Jetzt ist es bewiesen das es nicht der Twain war.
leute, sachlich bleiben! letztlich gehts hier nicht um literaturgeschichte und korrekte quellenangaben, sondern um ein ganz normales menschliches verhalten, welches zudem passend kommentiert wurde.
mir isses absolut schnuppe, ob sich einstein, mark twain oder arnold schwarzenegger dazu geäussert hat! ich kann eure erbsenzählerei nicht ganz nachvollziehen!
Ich hätte bei der Beerdigung meines Vaters Orgel spielen sollen.
Ich habe aber gleich abgewunken. Mir war klar, daß ich das nicht schaffe. Bei Fremden ist es kein Problem, aber bei Angehörigen ist das eine extrem emotionale Belastung.
Als bei der Trauerfeier dann das erste Lied kam, konnte ich nichtmal mitsingen…
Nicht streiten Leute. Ist doch eh alles frei erfunden.
@Bloghouse: wohl wahr.
Aber trotzdem lese ich hier täglich mit und habe viel Spaß dran. Ist wohl das Äquivalent zum Märchen der „guten alten Zeit“. Wahrer Kern, viel drumherumgesponnen, schön erzählt und meistens ne gute Pointe am End‘.
Gruß ausm Officeblog (wo natürlich das ganze ganz ganz anders ist)
@Nightstallion: Guugel kaputt?

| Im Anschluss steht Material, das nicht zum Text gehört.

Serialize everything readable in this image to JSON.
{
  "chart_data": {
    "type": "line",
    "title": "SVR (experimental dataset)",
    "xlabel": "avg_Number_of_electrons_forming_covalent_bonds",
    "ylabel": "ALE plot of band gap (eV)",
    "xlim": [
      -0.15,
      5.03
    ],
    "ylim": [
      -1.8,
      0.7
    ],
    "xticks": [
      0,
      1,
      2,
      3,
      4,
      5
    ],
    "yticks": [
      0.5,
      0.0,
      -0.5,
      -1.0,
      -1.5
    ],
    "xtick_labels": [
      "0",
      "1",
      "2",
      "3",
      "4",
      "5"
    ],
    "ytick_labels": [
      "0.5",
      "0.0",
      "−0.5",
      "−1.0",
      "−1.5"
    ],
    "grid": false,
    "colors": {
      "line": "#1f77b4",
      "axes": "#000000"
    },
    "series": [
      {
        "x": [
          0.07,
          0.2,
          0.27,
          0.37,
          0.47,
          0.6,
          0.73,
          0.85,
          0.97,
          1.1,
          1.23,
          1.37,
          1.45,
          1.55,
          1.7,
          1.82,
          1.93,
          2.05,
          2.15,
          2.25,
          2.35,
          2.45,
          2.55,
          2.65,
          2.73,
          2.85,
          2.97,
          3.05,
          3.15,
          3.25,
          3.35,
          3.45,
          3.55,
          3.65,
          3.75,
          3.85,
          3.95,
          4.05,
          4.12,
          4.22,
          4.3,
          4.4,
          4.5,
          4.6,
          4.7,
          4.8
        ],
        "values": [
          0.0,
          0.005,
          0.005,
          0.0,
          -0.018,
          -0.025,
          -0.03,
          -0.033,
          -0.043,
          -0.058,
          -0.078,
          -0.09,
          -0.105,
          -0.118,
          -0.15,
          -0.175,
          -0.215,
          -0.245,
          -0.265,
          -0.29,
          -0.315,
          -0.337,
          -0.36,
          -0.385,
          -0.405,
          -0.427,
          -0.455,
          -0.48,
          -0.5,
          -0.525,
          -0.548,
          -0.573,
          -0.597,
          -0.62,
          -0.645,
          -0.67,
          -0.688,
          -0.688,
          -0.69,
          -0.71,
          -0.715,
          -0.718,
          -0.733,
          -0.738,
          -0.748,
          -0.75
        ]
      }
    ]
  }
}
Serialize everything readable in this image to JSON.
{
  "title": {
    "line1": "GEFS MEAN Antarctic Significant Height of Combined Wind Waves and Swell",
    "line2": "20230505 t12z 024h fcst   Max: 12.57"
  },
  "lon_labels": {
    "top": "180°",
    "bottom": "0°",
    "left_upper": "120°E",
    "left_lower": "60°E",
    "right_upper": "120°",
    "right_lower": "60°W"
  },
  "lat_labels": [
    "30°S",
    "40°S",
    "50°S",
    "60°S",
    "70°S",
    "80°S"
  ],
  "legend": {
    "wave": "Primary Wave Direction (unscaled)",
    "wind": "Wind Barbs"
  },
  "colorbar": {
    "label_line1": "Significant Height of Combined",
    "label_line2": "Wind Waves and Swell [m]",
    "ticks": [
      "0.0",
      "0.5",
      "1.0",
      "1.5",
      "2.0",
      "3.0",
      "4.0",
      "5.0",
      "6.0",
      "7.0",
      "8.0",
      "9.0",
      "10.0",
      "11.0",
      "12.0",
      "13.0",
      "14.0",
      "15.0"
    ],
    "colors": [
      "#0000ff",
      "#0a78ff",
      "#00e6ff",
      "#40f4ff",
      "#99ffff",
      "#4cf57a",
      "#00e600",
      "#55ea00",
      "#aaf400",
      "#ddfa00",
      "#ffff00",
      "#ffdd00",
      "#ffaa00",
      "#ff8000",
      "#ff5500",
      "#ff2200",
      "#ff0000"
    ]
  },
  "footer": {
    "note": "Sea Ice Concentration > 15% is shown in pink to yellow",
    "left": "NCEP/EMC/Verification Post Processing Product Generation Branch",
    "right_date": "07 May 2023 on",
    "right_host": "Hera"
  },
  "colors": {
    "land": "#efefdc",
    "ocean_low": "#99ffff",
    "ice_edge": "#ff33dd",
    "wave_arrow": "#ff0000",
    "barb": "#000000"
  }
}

Also ich kann außer MT keine andere Quelle finden, aber ich benutze auch meist Jahuu.
Wie sich’s auf Deutsch verbreitet, ist mir relativ wurscht — ich hab auf Englisch nach „brain great speech“ und Varianten davon gesucht und nix zu Twain gefunden, und der deutsche Wikipediaartikel gibt leider auch keine Referenz an, ist also als Quelle wertlos. (Stehe Wikipedia generell sehr positiv gegenüber, arbeite bei der Englischen auch viel mit, aber ohne Quellenangaben sind Informationen halt nicht viel wert.)
Um was geht es hier eigentlich? Weil eine zitierte Person falsch zitiert? Oder weil ihr euch über die Quellen eines Zitates uneinig seit? Oder um was?
Mal ganz ehrlich: Ist doch scheissegal wer das gesagt hat, die Frau die das Zitat brachte, hat den Nagel auf den Kopf getroffen.
Na wird auch zeit dass jemand diesem arroganten wiederlichen Schreiberling sein Handwerk legt.
Mal nach der Adresse googeln und vorbeifahren. Dem Arsch muss man in denselben treten.
Da haben sich ja wieder die richtigen Erbsenfic… äh …Korinthenkacker getroffen. Ist doch sowas von wurscht, von wem das Zitat nun stammt, ich fands sehr lustig und angebracht. 😉
achtung, ein weiteres zitat von mark twain:
Gott hat den Menschen erschaffen,
nachdem er vom Affen enttäuscht war.
Danach hat er auf weitere Experimente verzichtet…
so, und nun guhgelt, wikipediert und jahuht mal schön nach der quelle! :o)
……@Ma Rode…
ich liebe dich für deine kommentare, die ich alle (blind) unterschreibe..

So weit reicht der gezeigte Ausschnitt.